The answer to my third question – what does it tell us from the point of view of constructing a professional ethics for psychiatry? – should now be apparent. We must recognize a place for virtue. We want the therapist to be sympathetic, not merely to adroitly feign sympathy. We want sympathy to be part of her character and identity. By adopting standard Kantianism we would be able to explain one of the two reasons why this practice was unethical: manipulating and deceiving the patient, even for her own good, is contrary to treating her with appropriate respect. But to explain the second reason why this practice is unethical, the fact that it corrupts the character of the therapist, we need something more.

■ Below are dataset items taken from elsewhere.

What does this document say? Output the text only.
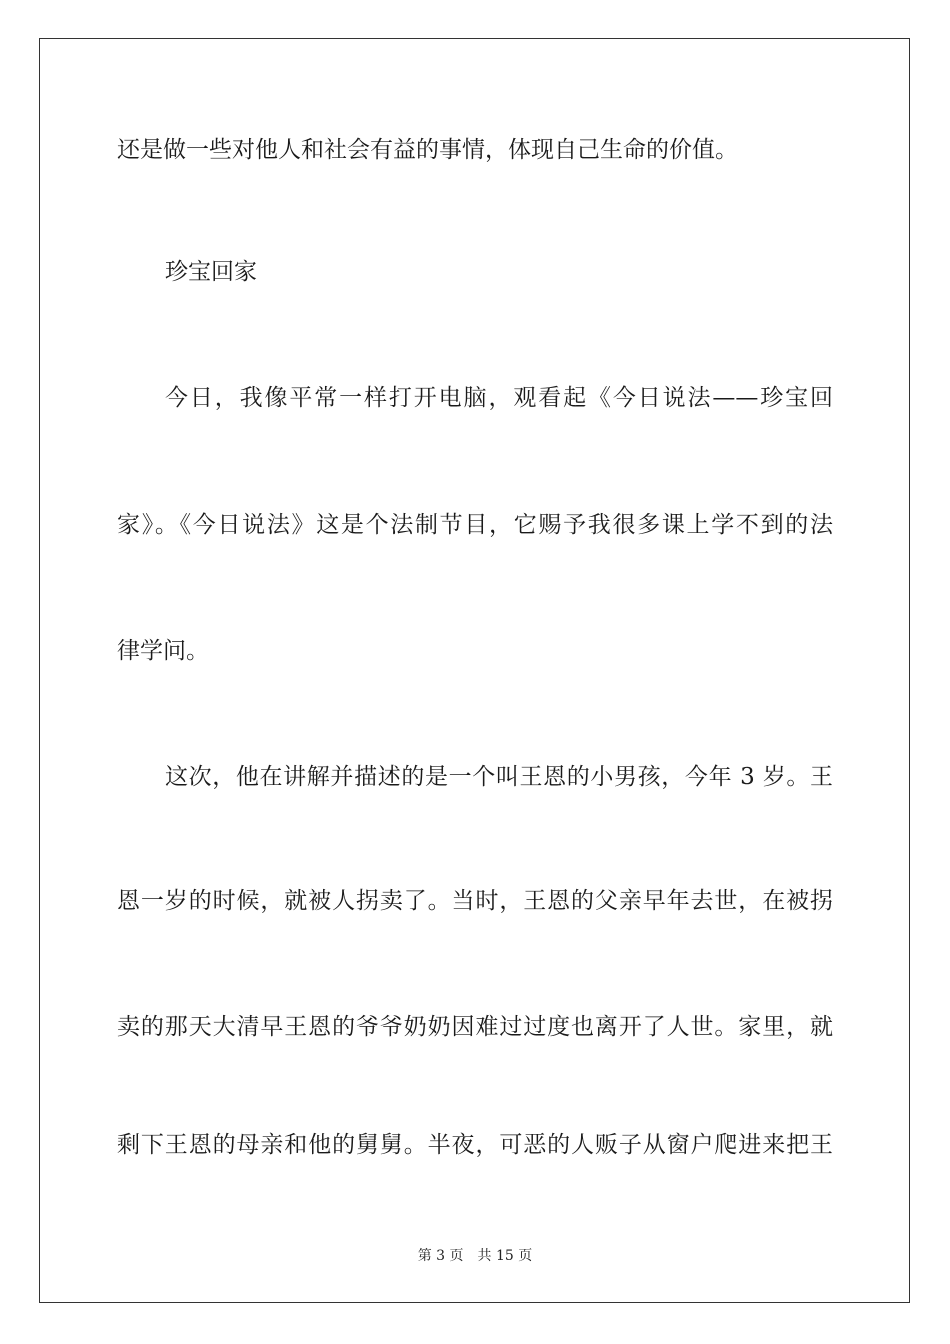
还是做一些对他人和社会有益的事情，体现自己生命的价值。
珍宝回家
今日，我像平常一样打开电脑，观看起《今日说法——珍宝回
家》。《今日说法》这是个法制节目，它赐予我很多课上学不到的法
律学问。
这次，他在讲解并描述的是一个叫王恩的小男孩，今年 3 岁。王
恩一岁的时候，就被人拐卖了。当时，王恩的父亲早年去世，在被拐
卖的那天大清早王恩的爷爷奶奶因难过过度也离开了人世。家里，就
剩下王恩的母亲和他的舅舅。半夜，可恶的人贩子从窗户爬进来把王
第 3 页 共 15 页
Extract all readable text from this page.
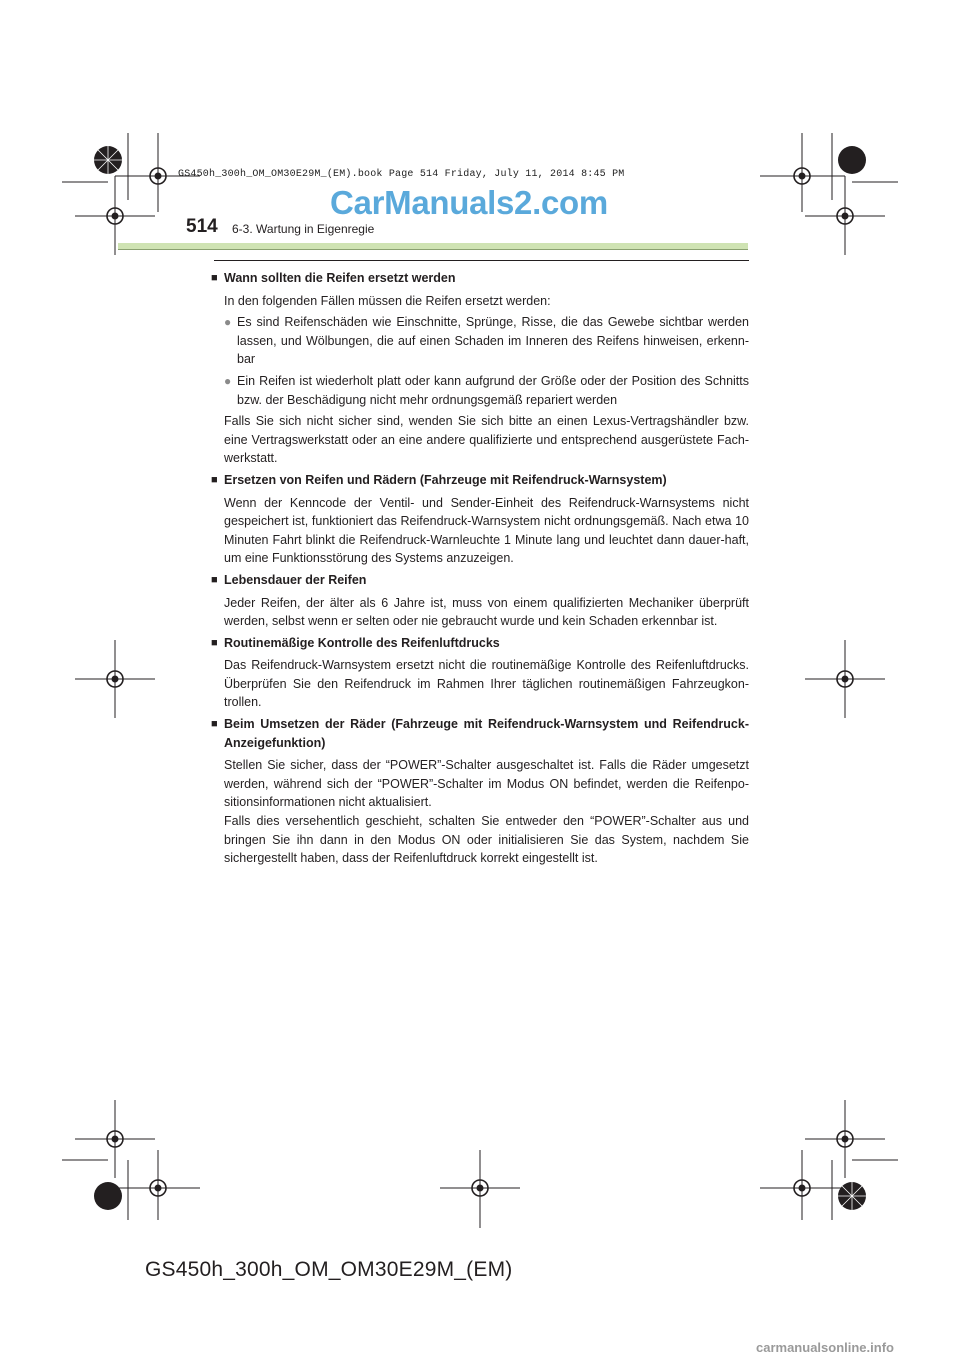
GS450h_300h_OM_OM30E29M_(EM).book Page 514 Friday, July 11, 2014 8:45 PM
CarManuals2.com
514 6-3. Wartung in Eigenregie
■ Wann sollten die Reifen ersetzt werden
In den folgenden Fällen müssen die Reifen ersetzt werden:
● Es sind Reifenschäden wie Einschnitte, Sprünge, Risse, die das Gewebe sichtbar werden lassen, und Wölbungen, die auf einen Schaden im Inneren des Reifens hinweisen, erkenn-bar
● Ein Reifen ist wiederholt platt oder kann aufgrund der Größe oder der Position des Schnitts bzw. der Beschädigung nicht mehr ordnungsgemäß repariert werden
Falls Sie sich nicht sicher sind, wenden Sie sich bitte an einen Lexus-Vertragshändler bzw. eine Vertragswerkstatt oder an eine andere qualifizierte und entsprechend ausgerüstete Fach-werkstatt.
■ Ersetzen von Reifen und Rädern (Fahrzeuge mit Reifendruck-Warnsystem)
Wenn der Kenncode der Ventil- und Sender-Einheit des Reifendruck-Warnsystems nicht gespeichert ist, funktioniert das Reifendruck-Warnsystem nicht ordnungsgemäß. Nach etwa 10 Minuten Fahrt blinkt die Reifendruck-Warnleuchte 1 Minute lang und leuchtet dann dauer-haft, um eine Funktionsstörung des Systems anzuzeigen.
■ Lebensdauer der Reifen
Jeder Reifen, der älter als 6 Jahre ist, muss von einem qualifizierten Mechaniker überprüft werden, selbst wenn er selten oder nie gebraucht wurde und kein Schaden erkennbar ist.
■ Routinemäßige Kontrolle des Reifenluftdrucks
Das Reifendruck-Warnsystem ersetzt nicht die routinemäßige Kontrolle des Reifenluftdrucks. Überprüfen Sie den Reifendruck im Rahmen Ihrer täglichen routinemäßigen Fahrzeugkon-trollen.
■ Beim Umsetzen der Räder (Fahrzeuge mit Reifendruck-Warnsystem und Reifendruck-Anzeigefunktion)
Stellen Sie sicher, dass der “POWER”-Schalter ausgeschaltet ist. Falls die Räder umgesetzt werden, während sich der “POWER”-Schalter im Modus ON befindet, werden die Reifenpo-sitionsinformationen nicht aktualisiert.
Falls dies versehentlich geschieht, schalten Sie entweder den “POWER”-Schalter aus und bringen Sie ihn dann in den Modus ON oder initialisieren Sie das System, nachdem Sie sichergestellt haben, dass der Reifenluftdruck korrekt eingestellt ist.
GS450h_300h_OM_OM30E29M_(EM)
carmanualsonline.info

An evaluation of the character of the therapist as distinct from her responses and their effects on the therapeutic outcome and on the patient herself requires us to make reference to virtues and character; and whatever our differences, Crowden and I share a conviction that without virtuous practitioners psychiatric practice could not be ethical practice.
Further reading
To the extent that Kantianism or even Utilitarianism can be adjusted to make room for virtues and the importance of character, I do not mean to exclude them. Thus, Indirect Consequentialism, which evaluates actions on the character from which they derive, or Herman's character-focused Kantianism might be approaches which worked as well. See Herman B. The Practice of Moral Judgement, Cambridge, MA: Harvard University Press, 1993.
For an illuminating discussion of the application of virtue ethics to the professional setting, the reader is directed to William May's writing: May WF. The virtues in professional practice. In: Fulford KWM, Gillett GR, Soskice JM, eds. Medicine and moral reasoning. Cambridge: Cambridge University Press, 1994. Of particular importance to the issue of virtues in psychiatric practice are Dyer AR. Ethics and psychiatry: toward a professional definition. Washington DC: American Psychiatric Press, 1988 and Fraser A. Ethics for Psychiatrists Derived from Virtue Theory. Lecture delivered at the Fourth International Conference on Philosophy and Mental Health, Florence, Italy, August 2000. Other valuable work in this area, not cited by Crowden, includes: Oakley J, Cocking D. Virtue ethics and professional roles. Cambridge: Cambridge University Press, 2001; and Candilis PH, Martinez R, Dording C. Principles and narrative in forensic psychiatry: toward a robust view of professional role. Journal of the American Academy of Psychiatry Law 29; 201:167–173.